Na verdade, seu objetivo inicial era conquistar Jerusalém pela força e abater ou escravizar os habitantes, como uma maneira de vingar a conquista cruzada de 1099, cuja lembrança ainda estava fresca na mente de muitos muçulmanos contemporâneos.

Além disso, quando ele finalmente aceitou a rendição de Jerusalém, ele impôs a condição de que centenas de seus habitantes cristãos fossem vendidos como escravos, a menos que eles pudessem comprar sua liberdade. O resgate foi de 10 dinares para os homens, 5 para mulheres e 1 para crianças.

Durante o seu reinado, o grande filósofo místico Shihab al-Din Suhrawardi (d. 1191), também foi executado, por crucificação, por contrariar a “ortodoxia” estabelecida. As bibliotecas fatímidas do Cairo, repositórios de centenas de milhares de obras, foram destruídas e saqueadas pelas tropas de Saladino.

Estes fatos dificilmente são um marcador de tolerância, mesmo para os padrões muçulmanos medievais. Na obra “Vida de Saladino”, escrita por Bahauddin, companheiro e cronista de Saladino, esses acontecimentos são claramente definidos. Nas crônicas contemporâneas de Imad al-Din al-Isfahani das Cruzadas essas histórias também são narradas.

Uma observação interessante é que a popularização da lenda de Saladino como um “cavaleiro cavalheiresco” e um exemplo de tolerância foi, parcialmente, um produto de muitos dos esforços dos orientalistas europeus durante o final do século XIX.

A Espanha Medieval Islâmica

Outro mito que os escritores da Idade de Ouro gostam de promover é a ideia da Espanha medieval islâmica (al-Andalus) como um refúgio de tolerância e coexistência. Embora seja verdade que houve um grande grau de coexistência de religiões na Espanha medieval e alguns exemplos importantes de tolerância, houveram também uma grande quantidade de intolerância.

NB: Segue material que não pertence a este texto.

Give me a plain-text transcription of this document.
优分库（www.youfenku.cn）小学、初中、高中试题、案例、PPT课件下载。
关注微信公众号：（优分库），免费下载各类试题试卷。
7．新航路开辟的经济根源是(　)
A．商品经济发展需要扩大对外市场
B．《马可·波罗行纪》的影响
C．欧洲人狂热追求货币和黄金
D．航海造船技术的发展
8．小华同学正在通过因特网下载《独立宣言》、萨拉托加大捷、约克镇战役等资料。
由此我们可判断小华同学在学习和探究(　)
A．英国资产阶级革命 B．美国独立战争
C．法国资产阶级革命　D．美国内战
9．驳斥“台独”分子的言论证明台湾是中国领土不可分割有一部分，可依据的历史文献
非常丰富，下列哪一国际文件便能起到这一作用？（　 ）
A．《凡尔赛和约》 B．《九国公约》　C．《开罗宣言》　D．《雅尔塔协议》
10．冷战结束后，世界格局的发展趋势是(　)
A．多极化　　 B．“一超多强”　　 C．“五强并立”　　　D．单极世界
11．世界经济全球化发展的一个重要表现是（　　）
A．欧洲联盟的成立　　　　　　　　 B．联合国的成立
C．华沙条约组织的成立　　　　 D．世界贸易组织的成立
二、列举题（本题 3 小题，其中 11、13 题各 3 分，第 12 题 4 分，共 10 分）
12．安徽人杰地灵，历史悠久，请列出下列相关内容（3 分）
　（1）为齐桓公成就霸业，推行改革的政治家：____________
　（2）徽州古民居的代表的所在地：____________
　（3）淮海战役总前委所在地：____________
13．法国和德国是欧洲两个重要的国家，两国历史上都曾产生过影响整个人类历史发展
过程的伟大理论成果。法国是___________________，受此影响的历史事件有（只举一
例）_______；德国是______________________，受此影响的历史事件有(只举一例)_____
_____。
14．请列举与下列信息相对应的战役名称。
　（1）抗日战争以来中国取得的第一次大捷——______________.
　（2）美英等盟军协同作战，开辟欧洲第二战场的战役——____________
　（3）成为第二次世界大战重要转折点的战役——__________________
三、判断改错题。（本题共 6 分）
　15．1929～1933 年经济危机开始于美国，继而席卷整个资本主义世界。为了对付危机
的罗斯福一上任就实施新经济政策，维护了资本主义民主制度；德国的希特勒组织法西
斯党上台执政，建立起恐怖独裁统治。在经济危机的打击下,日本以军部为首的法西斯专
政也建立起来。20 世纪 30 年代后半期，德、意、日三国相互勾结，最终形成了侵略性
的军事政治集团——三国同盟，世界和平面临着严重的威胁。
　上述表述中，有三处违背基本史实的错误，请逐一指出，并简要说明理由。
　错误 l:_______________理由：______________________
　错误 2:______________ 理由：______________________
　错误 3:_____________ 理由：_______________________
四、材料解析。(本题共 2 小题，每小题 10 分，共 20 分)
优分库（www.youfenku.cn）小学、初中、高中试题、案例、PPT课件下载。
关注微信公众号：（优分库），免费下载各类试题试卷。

Na verdade, alguns dos episódios mais brutais da história islâmica ocorreram em al-Andalus. Em 1066 um grupo de muçulmanos assassinaram cerca de 4000 judeus em Granada, enquanto que no século XII, a dinastia almóada forçou todos os judeus e cristãos em al-Andalus e Norte da África a se converterem ao Islã ou escolher o exílio.

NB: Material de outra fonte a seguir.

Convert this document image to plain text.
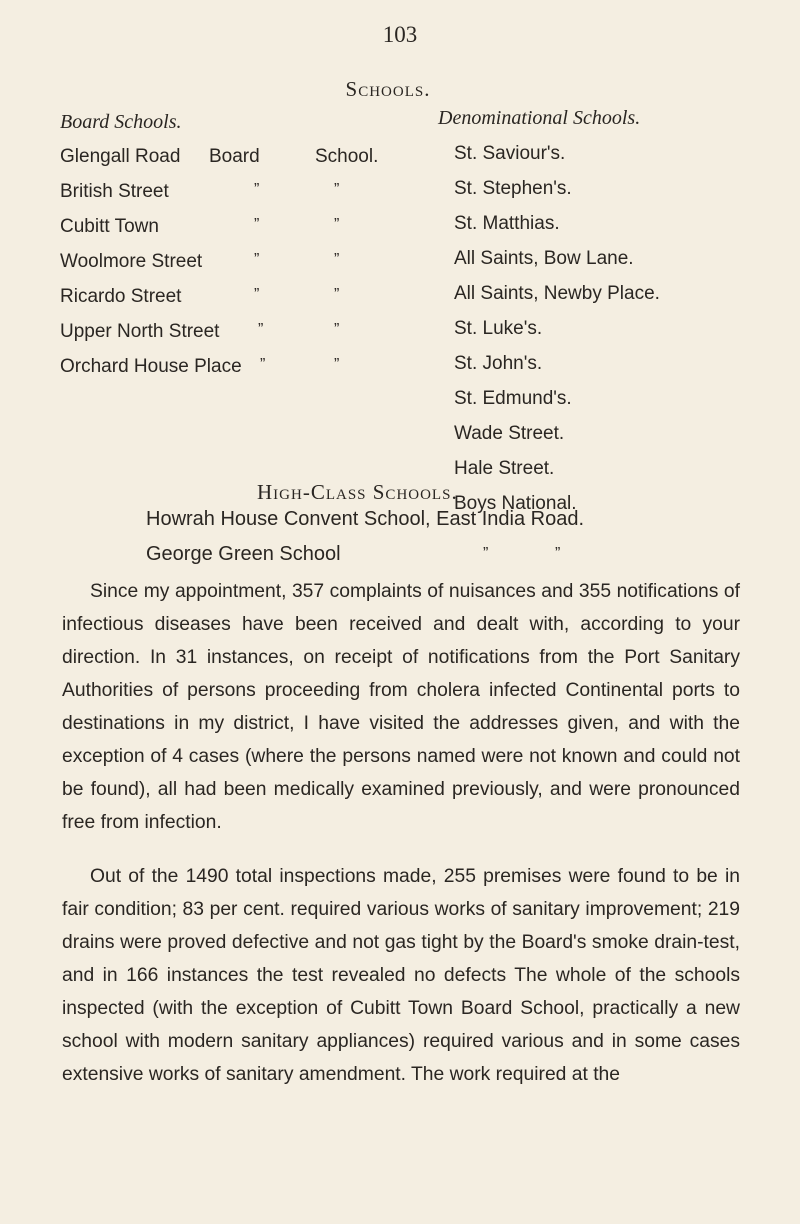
103
Schools.
Board Schools.
Glengall Road Board	School.
British Street	”	”
Cubitt Town	”	”
Woolmore Street	”	”
Ricardo Street	”	”
Upper North Street ”	”
Orchard House Place ”	”
Denominational Schools.
St. Saviour's.
St. Stephen's.
St. Matthias.
All Saints, Bow Lane.
All Saints, Newby Place.
St. Luke's.
St. John's.
St. Edmund's.
Wade Street.
Hale Street.
Boys National.
High-Class Schools.
Howrah House Convent School, East India Road.
George Green School	”	”

Since my appointment, 357 complaints of nuisances and 355 notifications of infectious diseases have been received and dealt with, according to your direction. In 31 instances, on receipt of notifications from the Port Sanitary Authorities of persons proceeding from cholera infected Continental ports to destinations in my district, I have visited the addresses given, and with the exception of 4 cases (where the persons named were not known and could not be found), all had been medically examined previously, and were pronounced free from infection.

Out of the 1490 total inspections made, 255 premises were found to be in fair condition; 83 per cent. required various works of sanitary improvement; 219 drains were proved defective and not gas tight by the Board's smoke drain-test, and in 166 instances the test revealed no defects The whole of the schools inspected (with the exception of Cubitt Town Board School, practically a new school with modern sanitary appliances) required various and in some cases extensive works of sanitary amendment. The work required at the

Entre os mais importantes desses exilados estava o filósofo judeu Moses Maimonides, que se refugiou em outra área do mundo islâmico, o Egito.

As obras de vários filósofos e teólogos muçulmanos, incluindo tanto al-Ghazali (d. 1111) como Ibn Rushd (d. 1198), foram queimados publicamente no pátio da Grande Mesquita de Córdoba. Outros episódios, como os mártires de Córdoba, 851-859, e a destruição de Santiago de Compostela, em 999, também mostram que al-Andalus não pode ser simplesmente reduzida a um paraíso de tolerância.

A existência de instituições opressivas, como a escravidão e a estratificação social da sociedade andaluza também ressaltam este ponto. No entanto, assim como não devemos afirmar que al-Andalus era um refúgio de tolerância com base em vários exemplos e anedotas, nós também não devemos reduzir a história de al-Andalus a uma sequência de estragos e massacres, como alguns pensadores anti-islâmicos fizeram.

A complexidade das sociedades

A história islâmica iraniana, turca e sul-asiática também está repleta de episódios de intolerância e atrocidades. Timur, ou Tamerlão, disse ter deixado várias torres de 100.000 crânios depois de seu saque a Delhi, em 1399.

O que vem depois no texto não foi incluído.